New moralities are formed from history and the swarm appears to determine which moralities we must exist within and whose story we must tell; yet this singular idea shapes a way of seeing, and we find ourselves creating new rules for this new morality. Transgression appears increasingly beyond reach as if one's moral standing in society determines whether one might have access to the space for telling a story, a fable, or the ability to conjure the imagination to inhabit another mind or experience. These new moralities, a product of this swarm, dictate the binary balance of our experience: in order for a story to exist there must be a scapegoat. The creators of this swarm are well aware of the need for the scapegoat, and it is therefore planted at the center of this vortex — the scapegoats of history are used to shape the narrative of today, or, the newly acquired scapegoats help determine what our rituals and unwavering understanding of each other shall be.

Within a colony, the worker bee is usually cast as sterile, or at least he/she lacks the divine reproductive capability of its Queen. Yet, we understand the worker bee to carry a great responsibility for the growth and pollination of much of the world's sustenance.
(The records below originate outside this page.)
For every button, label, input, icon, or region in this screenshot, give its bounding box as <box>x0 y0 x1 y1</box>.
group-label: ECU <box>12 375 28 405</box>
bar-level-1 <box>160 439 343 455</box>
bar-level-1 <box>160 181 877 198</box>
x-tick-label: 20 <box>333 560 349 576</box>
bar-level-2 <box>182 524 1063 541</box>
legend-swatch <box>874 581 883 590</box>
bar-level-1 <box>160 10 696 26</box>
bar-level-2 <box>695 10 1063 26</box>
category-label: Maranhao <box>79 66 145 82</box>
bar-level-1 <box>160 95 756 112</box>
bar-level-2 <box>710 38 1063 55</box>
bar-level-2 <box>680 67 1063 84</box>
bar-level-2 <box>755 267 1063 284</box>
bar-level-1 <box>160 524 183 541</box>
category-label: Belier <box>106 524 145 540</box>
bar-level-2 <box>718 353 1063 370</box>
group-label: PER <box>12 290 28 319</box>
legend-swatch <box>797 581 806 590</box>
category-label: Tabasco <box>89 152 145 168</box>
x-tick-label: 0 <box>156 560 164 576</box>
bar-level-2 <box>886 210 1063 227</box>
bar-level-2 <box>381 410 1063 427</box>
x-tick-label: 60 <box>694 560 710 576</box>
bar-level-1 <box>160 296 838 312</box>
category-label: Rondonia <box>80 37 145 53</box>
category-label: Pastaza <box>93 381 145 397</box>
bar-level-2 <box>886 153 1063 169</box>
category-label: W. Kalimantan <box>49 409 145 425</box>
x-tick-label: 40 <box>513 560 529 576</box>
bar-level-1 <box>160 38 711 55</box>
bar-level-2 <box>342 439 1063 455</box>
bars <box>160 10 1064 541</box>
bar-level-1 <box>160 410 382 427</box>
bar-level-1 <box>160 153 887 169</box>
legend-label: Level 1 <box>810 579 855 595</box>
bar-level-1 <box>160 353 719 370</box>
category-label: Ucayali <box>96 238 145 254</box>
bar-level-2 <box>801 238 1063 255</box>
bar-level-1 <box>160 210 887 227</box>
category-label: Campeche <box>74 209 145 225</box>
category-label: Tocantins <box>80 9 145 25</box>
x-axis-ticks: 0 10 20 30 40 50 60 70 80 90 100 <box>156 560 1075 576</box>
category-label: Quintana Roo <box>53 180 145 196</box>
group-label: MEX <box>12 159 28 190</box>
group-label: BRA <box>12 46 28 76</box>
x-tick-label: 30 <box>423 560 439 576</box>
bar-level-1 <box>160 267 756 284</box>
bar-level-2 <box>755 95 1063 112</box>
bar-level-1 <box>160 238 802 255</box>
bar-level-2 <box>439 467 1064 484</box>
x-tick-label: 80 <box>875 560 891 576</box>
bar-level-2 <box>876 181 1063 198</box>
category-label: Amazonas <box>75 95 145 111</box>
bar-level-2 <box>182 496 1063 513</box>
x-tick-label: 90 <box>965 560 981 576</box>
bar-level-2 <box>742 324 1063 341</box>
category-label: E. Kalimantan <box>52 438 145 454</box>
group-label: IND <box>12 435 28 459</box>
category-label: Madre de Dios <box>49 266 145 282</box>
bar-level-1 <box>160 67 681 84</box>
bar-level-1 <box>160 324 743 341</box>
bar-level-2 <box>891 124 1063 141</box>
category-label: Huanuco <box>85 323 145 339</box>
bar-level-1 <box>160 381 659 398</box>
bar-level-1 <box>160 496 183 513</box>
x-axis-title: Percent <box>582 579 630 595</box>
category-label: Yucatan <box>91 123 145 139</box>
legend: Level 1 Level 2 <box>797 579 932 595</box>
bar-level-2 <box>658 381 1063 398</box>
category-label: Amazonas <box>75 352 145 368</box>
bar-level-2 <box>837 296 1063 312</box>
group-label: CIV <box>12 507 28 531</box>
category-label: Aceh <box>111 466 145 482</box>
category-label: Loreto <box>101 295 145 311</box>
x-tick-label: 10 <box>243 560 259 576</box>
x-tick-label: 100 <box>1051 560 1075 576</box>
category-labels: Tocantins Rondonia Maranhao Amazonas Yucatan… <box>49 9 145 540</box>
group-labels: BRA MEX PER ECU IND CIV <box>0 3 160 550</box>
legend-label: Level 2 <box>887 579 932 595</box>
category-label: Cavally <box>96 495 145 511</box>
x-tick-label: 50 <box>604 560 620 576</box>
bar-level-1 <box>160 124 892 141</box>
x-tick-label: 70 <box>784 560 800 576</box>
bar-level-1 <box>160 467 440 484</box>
A swarm can be examined as a method for power, the likes of which have always thrived on the erasure or perversion of history and the current self initiated and even perpetuated erasure of a fluid, amorphous existence makes this particular incarnation of power and control a somewhat simple task.

Amid this coming together of every myth, every experience and every history, is there room within the workers' remaining freedom to own language? Is there room to break the hegemonic narratives structuring the stories we have been told to tell of each other and gain more progressive and inclusive knowledge (and ultimately power) for the future? Will there be room to roam the outer reaches of this swarm with its set of dynamic forces, and challenge — or at least momentarily transgress — and disentangle from this absolute form that has dictated how we got here today?